Credentials used by X-Ray Daemon can be either supplied via:
- an IAM rule (EC2 Environment)
- by setting environment variable for AWS access key ID and secret key (Non-EC2 Environment)
X-Ray daemon is provided appropriate IAM permissions to allow it to upload segment data and telemetry to X-Ray API. This is done by providing access to the following X-Ray API endpoints:
`AWSXrayWriteOnlyAccess` - Write persmission to authorize X-Ray Daemon, CLI or SDK to upload segment documents and telemetry to the X-Ray API.
`AWSXrayReadOnlyAccess` - Read persmission to authorize X-Ray Daemon, CLI or SDK to get trace data and service maps from the X-Ray API.
# VPC Flow Logs
VPC FLow logs is a feature allowing the monitoring of traffic flow to and from interfaces within a VPC
- Flow Logs DON'T monitor packet contents ... that requires a packet sniffer (installed on the EC2 instance).
- Flow Logs can be stored on S3 or CloudWatch Logs
Data captured includes:
- Source and Destination IP Address and Port
- Packet Size
- Account ID
- Interface ID
- And other externally available metadata
## Monitoring Points
VPC Flow logs can be added at a
- Subnet or
- Interface level (ENI).
- Flow logs arent Real Time.
- Destination can be S3 or CloudWatch Logs.
Following is traffic to and from is not recorded
- `169.254.169.254` (metadata IP)
- `169.254.169.123` (aws time synchronization server)
- Amazon DNS Server
- Amazon Windows Licence
Under the logs if the traffic was controlled through:
- `Security Group`: You would see only one entry in the log, as security groups are stateful.
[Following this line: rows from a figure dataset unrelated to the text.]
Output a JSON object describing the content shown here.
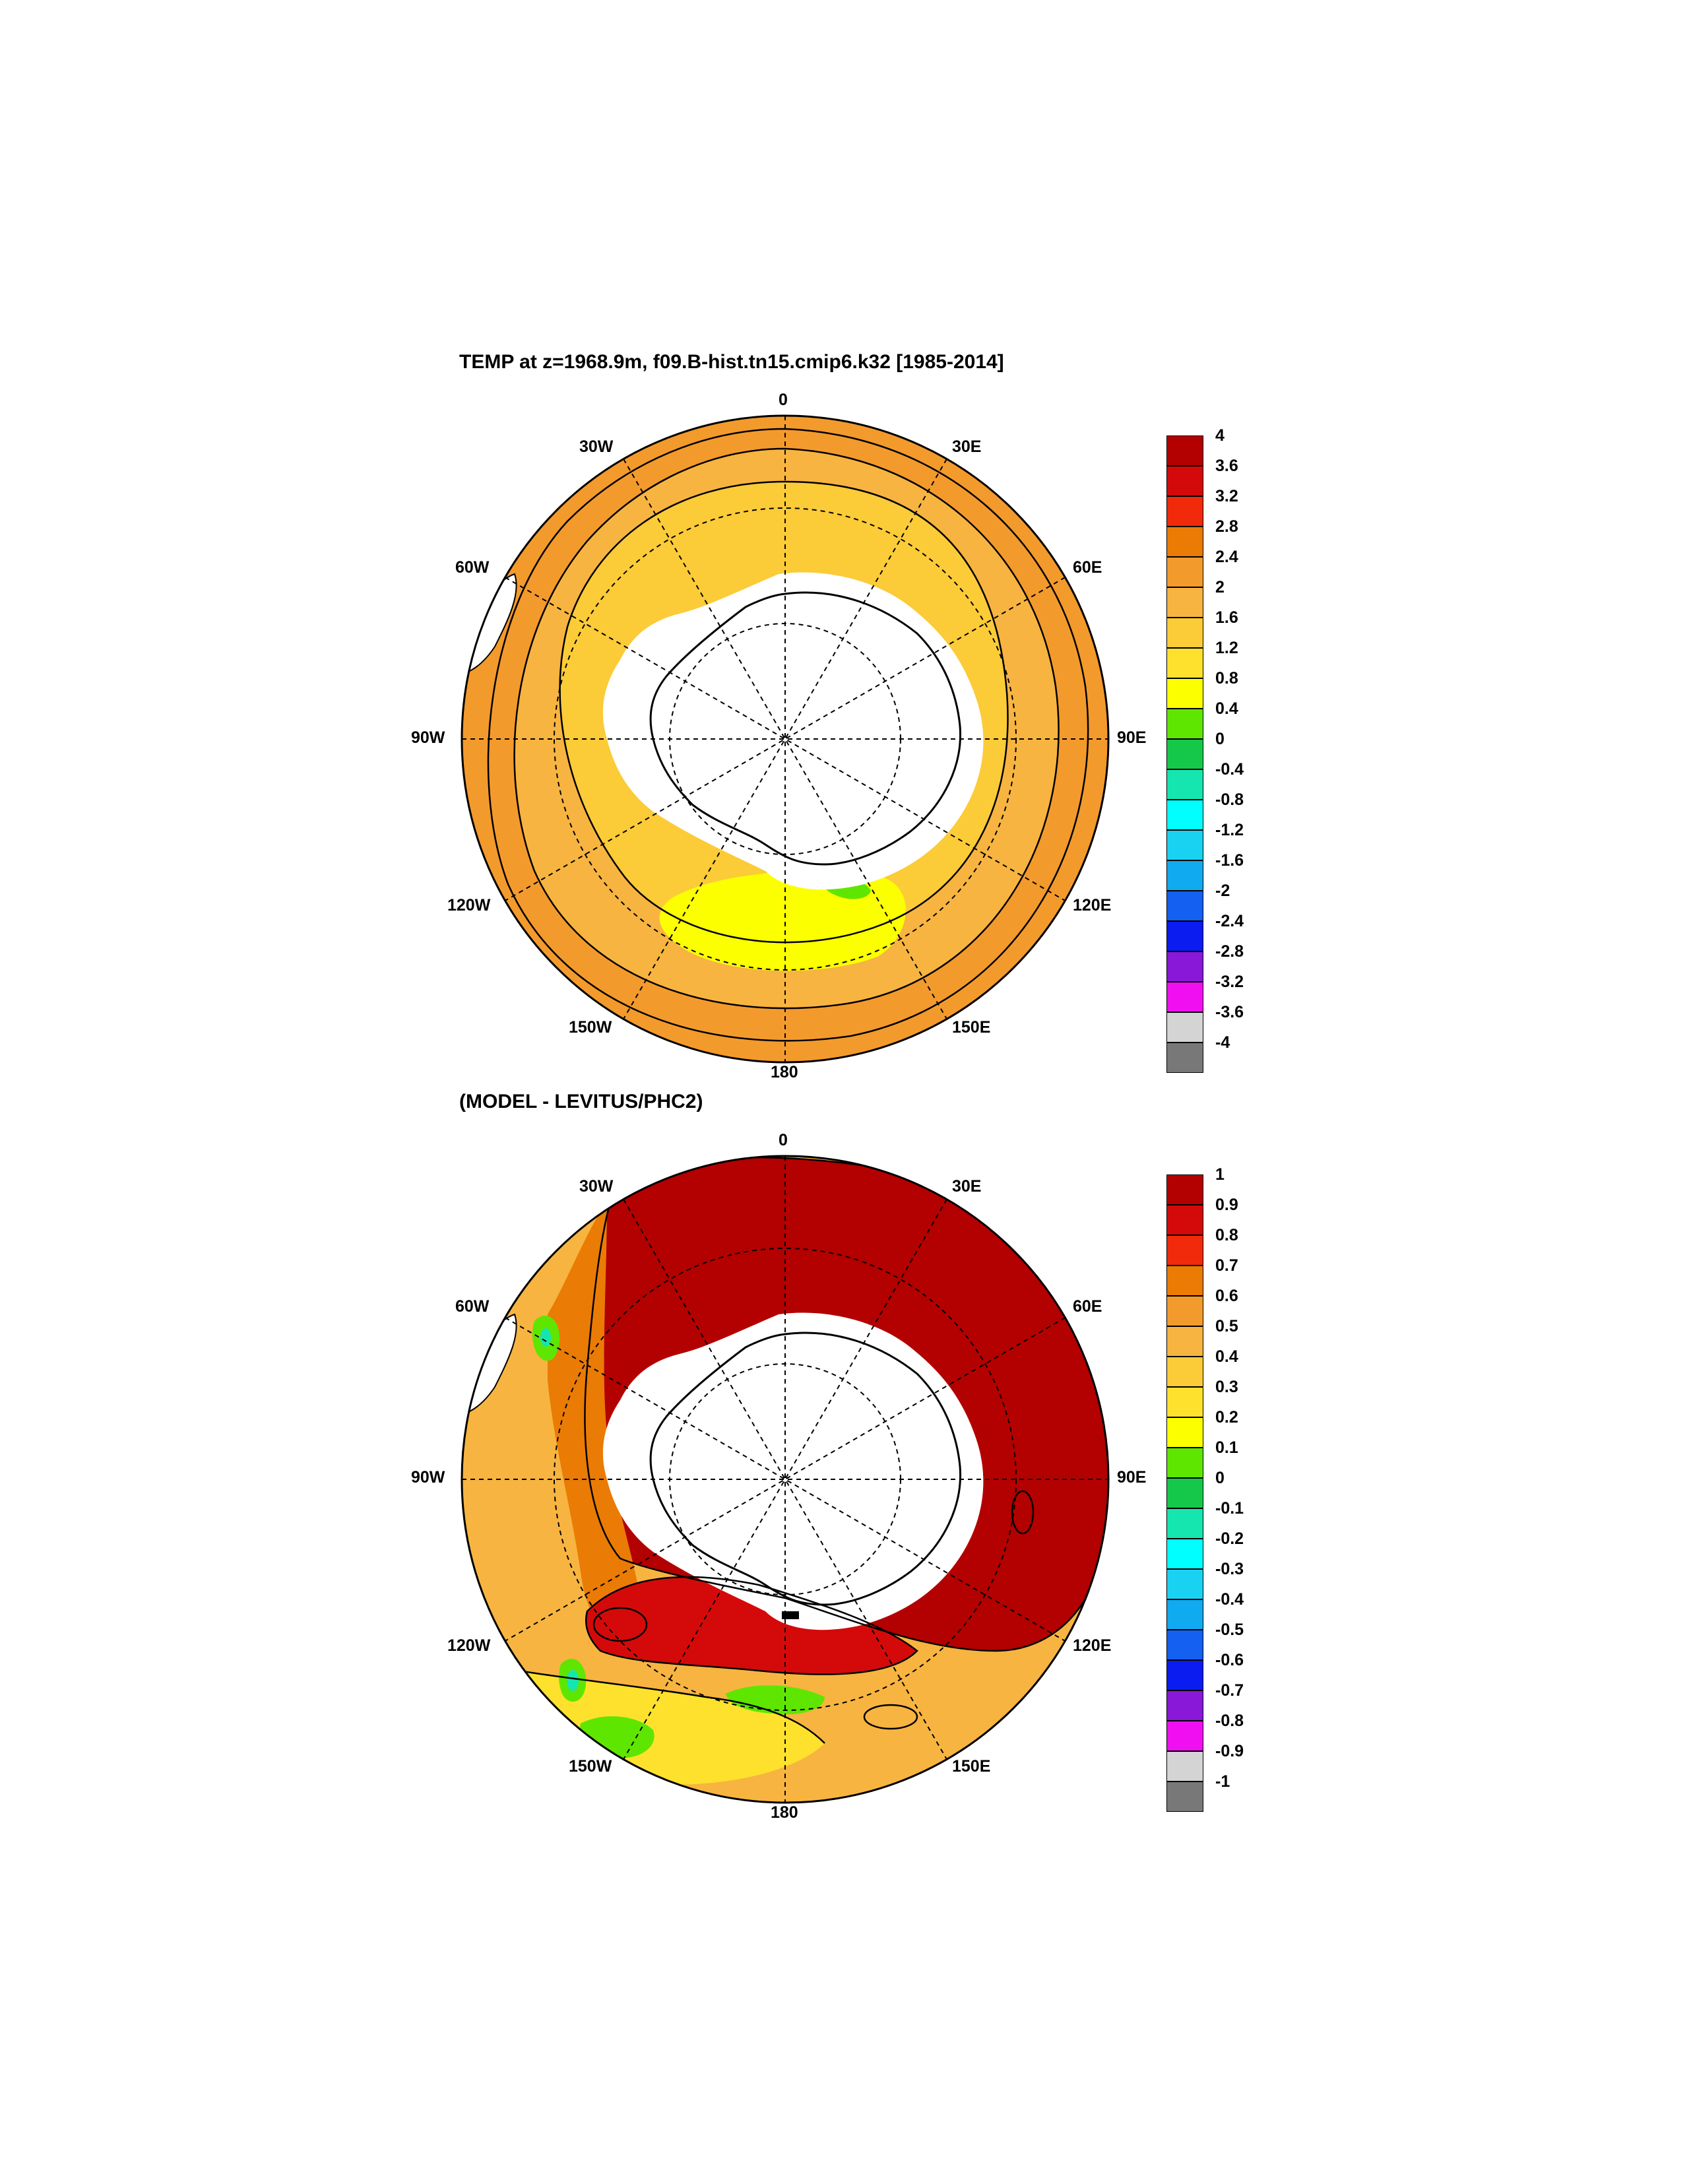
{
  "figure": {
    "title_top": "TEMP at z=1968.9m, f09.B-hist.tn15.cmip6.k32 [1985-2014]",
    "title_bottom": "(MODEL - LEVITUS/PHC2)"
  },
  "longitude_labels": {
    "lon_0": "0",
    "lon_30e": "30E",
    "lon_60e": "60E",
    "lon_90e": "90E",
    "lon_120e": "120E",
    "lon_150e": "150E",
    "lon_180": "180",
    "lon_150w": "150W",
    "lon_120w": "120W",
    "lon_90w": "90W",
    "lon_60w": "60W",
    "lon_30w": "30W"
  },
  "colorbar_top": {
    "labels": [
      "4",
      "3.6",
      "3.2",
      "2.8",
      "2.4",
      "2",
      "1.6",
      "1.2",
      "0.8",
      "0.4",
      "0",
      "-0.4",
      "-0.8",
      "-1.2",
      "-1.6",
      "-2",
      "-2.4",
      "-2.8",
      "-3.2",
      "-3.6",
      "-4"
    ],
    "colors": [
      "#b30000",
      "#d40a0a",
      "#f02a0a",
      "#ea7b05",
      "#f39a2c",
      "#f7b440",
      "#fbcb38",
      "#fde12d",
      "#fbff00",
      "#5fe600",
      "#16c84a",
      "#15e6b0",
      "#00ffff",
      "#19d2f2",
      "#10aaf0",
      "#1460f0",
      "#0a1cf0",
      "#8a18d8",
      "#f00ff0",
      "#d4d4d4",
      "#787878"
    ]
  },
  "colorbar_bottom": {
    "labels": [
      "1",
      "0.9",
      "0.8",
      "0.7",
      "0.6",
      "0.5",
      "0.4",
      "0.3",
      "0.2",
      "0.1",
      "0",
      "-0.1",
      "-0.2",
      "-0.3",
      "-0.4",
      "-0.5",
      "-0.6",
      "-0.7",
      "-0.8",
      "-0.9",
      "-1"
    ],
    "colors": [
      "#b30000",
      "#d40a0a",
      "#f02a0a",
      "#ea7b05",
      "#f39a2c",
      "#f7b440",
      "#fbcb38",
      "#fde12d",
      "#fbff00",
      "#5fe600",
      "#16c84a",
      "#15e6b0",
      "#00ffff",
      "#19d2f2",
      "#10aaf0",
      "#1460f0",
      "#0a1cf0",
      "#8a18d8",
      "#f00ff0",
      "#d4d4d4",
      "#787878"
    ]
  },
  "colors": {
    "top_outer": "#f39a2c",
    "top_middle": "#f7b440",
    "top_inner": "#fbcb38",
    "top_ross": "#fbff00",
    "top_green": "#5fe600",
    "bottom_outer": "#f7b440",
    "bottom_dark": "#b30000",
    "bottom_red": "#d40a0a",
    "bottom_orange": "#ea7b05",
    "bottom_yellow": "#fde12d",
    "bottom_green": "#5fe600",
    "bottom_cyan": "#15e6b0",
    "land": "#ffffff"
  }
}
If the traffic is allowed INBOUND, its automatically allowed OUTBOUND.
- `Network ACL (NACL)`: Yould see two log entry if the Security Group allows traffic, NACL allows INBOUND traffic but blocks OUTBOUND traffic.
Sample Log format:
[version, account, eni, source, destination, srcport, destport="22", protocol="6", packets, bytes, windowstart, windowend, action="REJECT", flowlogstatus]